Par exemple, dans les pêches à engins fixes comme celle au homard et au crabe, l’une des conséquences de l’ALDFG est un scénario connu sous le nom de « pêche fantôme » où la vie marine capturée dans des pièges perdus meurt et devient des appâts pour d’autres espèces dans un cycle continu. Pour la perte économique reliée à la pêche commerciale, certaines études estiment que la perte due à la concurrence artificielle créée à partir de ces pièges de pêche non tendus équivaut à 4,5 % de la récolte annuelle moyenne.
L’argument le plus convaincant en faveur de la technologie bleue du point de vue de l’industrie vient peut-être des consommateurs finaux. Aujourd’hui, les gens veulent savoir d’où provient leur nourriture, comment elle a été récoltée; ils veulent savoir que leur nourriture est non seulement saine et sécuritaire, mais aussi qu’elle est récoltée ou produite d’une manière qui est aussi saine et sécuritaire pour l’environnement. Les énoncés sur les menus décrivant les aliments ou les ingrédients comme « sans danger pour les baleines », « d’origine durable » et « pêchés à l’état sauvage » traduisent tous un sentiment plus élevé de valeur et de responsabilité environnementale. Ce qui est peut-être encore plus révélateur, ce sont les changements de politique au niveau des gouvernements dans le monde au cours de la dernière décennie qui apportent maintenant des changements aux réglementations et du financement pour soutenir ces initiatives vertes et bleues. L’annonce récente du gouvernement fédéral du Canada concernant la technologie de protection des baleines en est d’ailleurs un bon exemple. Non seulement la technologie de protection des baleines sera obligatoire dans les pêches à engins fixes à partir de 2023, mais on investit également 20 millions de dollars dans un fonds de sécurité des baleines pour soutenir l’adoption de cette technologie avant les saisons de pêche de 2023.
Il s’agit d’une excellente nouvelle pour nous, en tant que jeune entreprise et seul fabricant canadien d’engins de Rope-on-Command (sans cordes). Cela vient positionner le Canada à l’avant-garde de ce changement global vers une économie bleue et crée ici même des possibilités de croissance, d’innovation et d’exportation alors que d’autres pays cherchent à suivre l’exemple du Canada.
Personnellement, la chose qui rend l’économie bleue particulièrement attrayante, c’est qu’elle en est encore plus ou moins à ses débuts et qu’elle est étayée par l’idée de mieux faire les choses au rythme de l’accroissement de nos connaissances.
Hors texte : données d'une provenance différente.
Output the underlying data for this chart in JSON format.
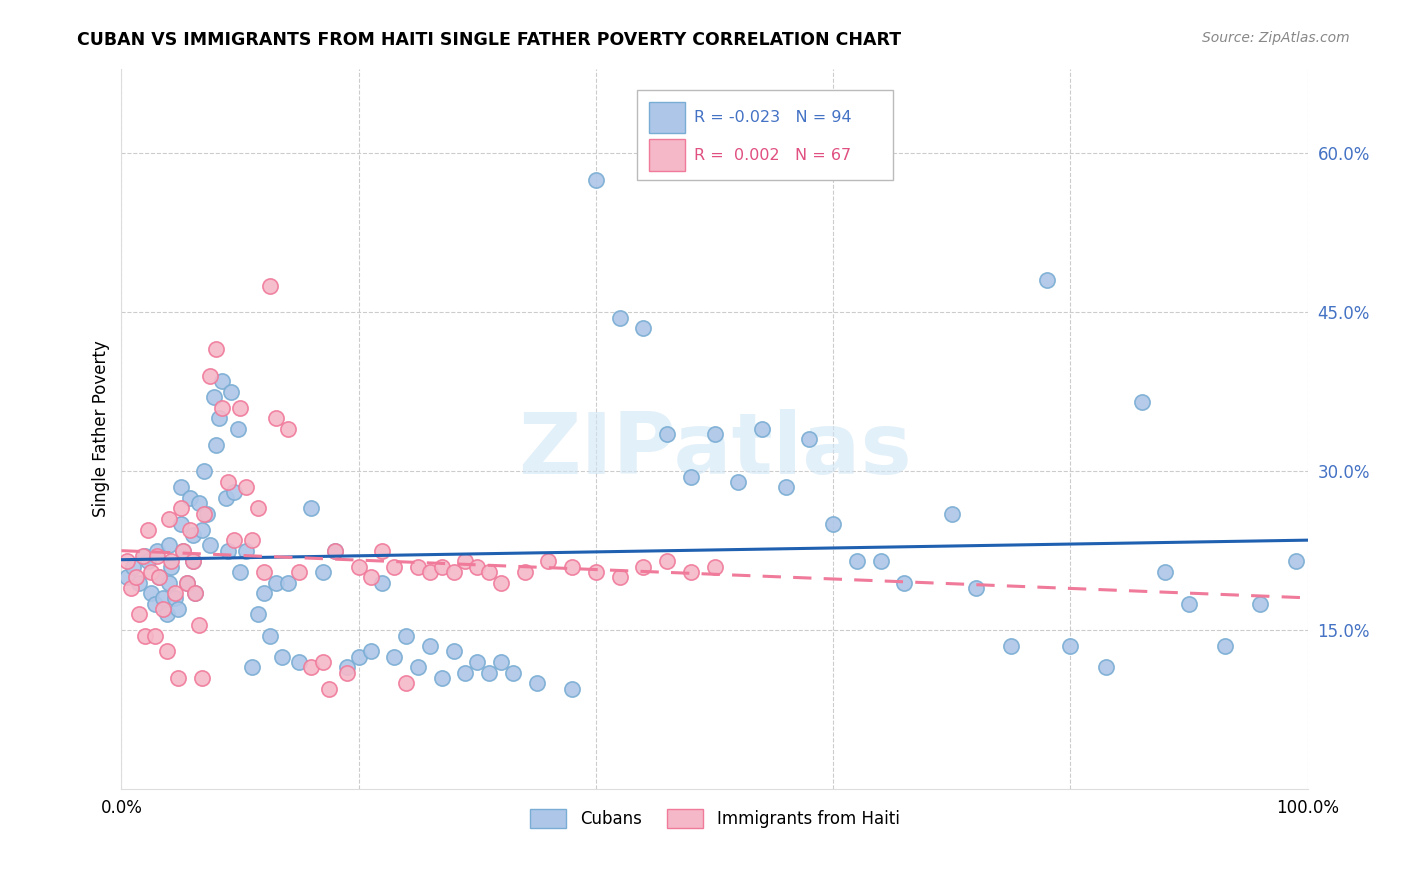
{
  "title": "CUBAN VS IMMIGRANTS FROM HAITI SINGLE FATHER POVERTY CORRELATION CHART",
  "source": "Source: ZipAtlas.com",
  "ylabel": "Single Father Poverty",
  "ytick_vals": [
    0.15,
    0.3,
    0.45,
    0.6
  ],
  "xlim": [
    0.0,
    1.0
  ],
  "ylim": [
    0.0,
    0.68
  ],
  "legend_cubans": "Cubans",
  "legend_haiti": "Immigrants from Haiti",
  "r_cubans": "-0.023",
  "n_cubans": "94",
  "r_haiti": "0.002",
  "n_haiti": "67",
  "color_cubans": "#aec6e8",
  "color_haiti": "#f5b8c8",
  "color_cubans_edge": "#7aadd4",
  "color_haiti_edge": "#f07a9a",
  "trendline_cubans": "#2060b0",
  "trendline_haiti": "#f07a9a",
  "watermark": "ZIPatlas",
  "background": "#ffffff",
  "grid_color": "#cccccc",
  "cubans_x": [
    0.005,
    0.01,
    0.015,
    0.02,
    0.022,
    0.025,
    0.028,
    0.03,
    0.032,
    0.035,
    0.038,
    0.04,
    0.04,
    0.042,
    0.045,
    0.048,
    0.05,
    0.05,
    0.052,
    0.055,
    0.058,
    0.06,
    0.06,
    0.062,
    0.065,
    0.068,
    0.07,
    0.072,
    0.075,
    0.078,
    0.08,
    0.082,
    0.085,
    0.088,
    0.09,
    0.092,
    0.095,
    0.098,
    0.1,
    0.105,
    0.11,
    0.115,
    0.12,
    0.125,
    0.13,
    0.135,
    0.14,
    0.15,
    0.16,
    0.17,
    0.18,
    0.19,
    0.2,
    0.21,
    0.22,
    0.23,
    0.24,
    0.25,
    0.26,
    0.27,
    0.28,
    0.29,
    0.3,
    0.31,
    0.32,
    0.33,
    0.35,
    0.38,
    0.4,
    0.42,
    0.44,
    0.46,
    0.48,
    0.5,
    0.52,
    0.54,
    0.56,
    0.58,
    0.6,
    0.62,
    0.64,
    0.66,
    0.7,
    0.72,
    0.75,
    0.78,
    0.8,
    0.83,
    0.86,
    0.88,
    0.9,
    0.93,
    0.96,
    0.99
  ],
  "cubans_y": [
    0.2,
    0.21,
    0.195,
    0.22,
    0.215,
    0.185,
    0.175,
    0.225,
    0.2,
    0.18,
    0.165,
    0.23,
    0.195,
    0.21,
    0.18,
    0.17,
    0.285,
    0.25,
    0.225,
    0.195,
    0.275,
    0.24,
    0.215,
    0.185,
    0.27,
    0.245,
    0.3,
    0.26,
    0.23,
    0.37,
    0.325,
    0.35,
    0.385,
    0.275,
    0.225,
    0.375,
    0.28,
    0.34,
    0.205,
    0.225,
    0.115,
    0.165,
    0.185,
    0.145,
    0.195,
    0.125,
    0.195,
    0.12,
    0.265,
    0.205,
    0.225,
    0.115,
    0.125,
    0.13,
    0.195,
    0.125,
    0.145,
    0.115,
    0.135,
    0.105,
    0.13,
    0.11,
    0.12,
    0.11,
    0.12,
    0.11,
    0.1,
    0.095,
    0.575,
    0.445,
    0.435,
    0.335,
    0.295,
    0.335,
    0.29,
    0.34,
    0.285,
    0.33,
    0.25,
    0.215,
    0.215,
    0.195,
    0.26,
    0.19,
    0.135,
    0.48,
    0.135,
    0.115,
    0.365,
    0.205,
    0.175,
    0.135,
    0.175,
    0.215
  ],
  "haiti_x": [
    0.005,
    0.008,
    0.012,
    0.015,
    0.018,
    0.02,
    0.022,
    0.025,
    0.028,
    0.03,
    0.032,
    0.035,
    0.038,
    0.04,
    0.042,
    0.045,
    0.048,
    0.05,
    0.052,
    0.055,
    0.058,
    0.06,
    0.062,
    0.065,
    0.068,
    0.07,
    0.075,
    0.08,
    0.085,
    0.09,
    0.095,
    0.1,
    0.105,
    0.11,
    0.115,
    0.12,
    0.125,
    0.13,
    0.14,
    0.15,
    0.16,
    0.17,
    0.175,
    0.18,
    0.19,
    0.2,
    0.21,
    0.22,
    0.23,
    0.24,
    0.25,
    0.26,
    0.27,
    0.28,
    0.29,
    0.3,
    0.31,
    0.32,
    0.34,
    0.36,
    0.38,
    0.4,
    0.42,
    0.44,
    0.46,
    0.48,
    0.5
  ],
  "haiti_y": [
    0.215,
    0.19,
    0.2,
    0.165,
    0.22,
    0.145,
    0.245,
    0.205,
    0.145,
    0.22,
    0.2,
    0.17,
    0.13,
    0.255,
    0.215,
    0.185,
    0.105,
    0.265,
    0.225,
    0.195,
    0.245,
    0.215,
    0.185,
    0.155,
    0.105,
    0.26,
    0.39,
    0.415,
    0.36,
    0.29,
    0.235,
    0.36,
    0.285,
    0.235,
    0.265,
    0.205,
    0.475,
    0.35,
    0.34,
    0.205,
    0.115,
    0.12,
    0.095,
    0.225,
    0.11,
    0.21,
    0.2,
    0.225,
    0.21,
    0.1,
    0.21,
    0.205,
    0.21,
    0.205,
    0.215,
    0.21,
    0.205,
    0.195,
    0.205,
    0.215,
    0.21,
    0.205,
    0.2,
    0.21,
    0.215,
    0.205,
    0.21
  ]
}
Chez Ashored, nous avons commencé par l’idée que nous voulions nous attaquer à un problème ressenti localement et d’importance mondiale. Nous le faisons, et nous faisons une différence dans le processus, mais pour les entrepreneurs potentiels qui cherchent à faire leur marque, le passage mondial à une économie bleue crée un monde de nouvelles occasions dans un large éventail de secteurs industriels et de domaines d’étude qui offriront de nombreux défis plus importants à l’échelle mondiale pour les années et les décennies à venir.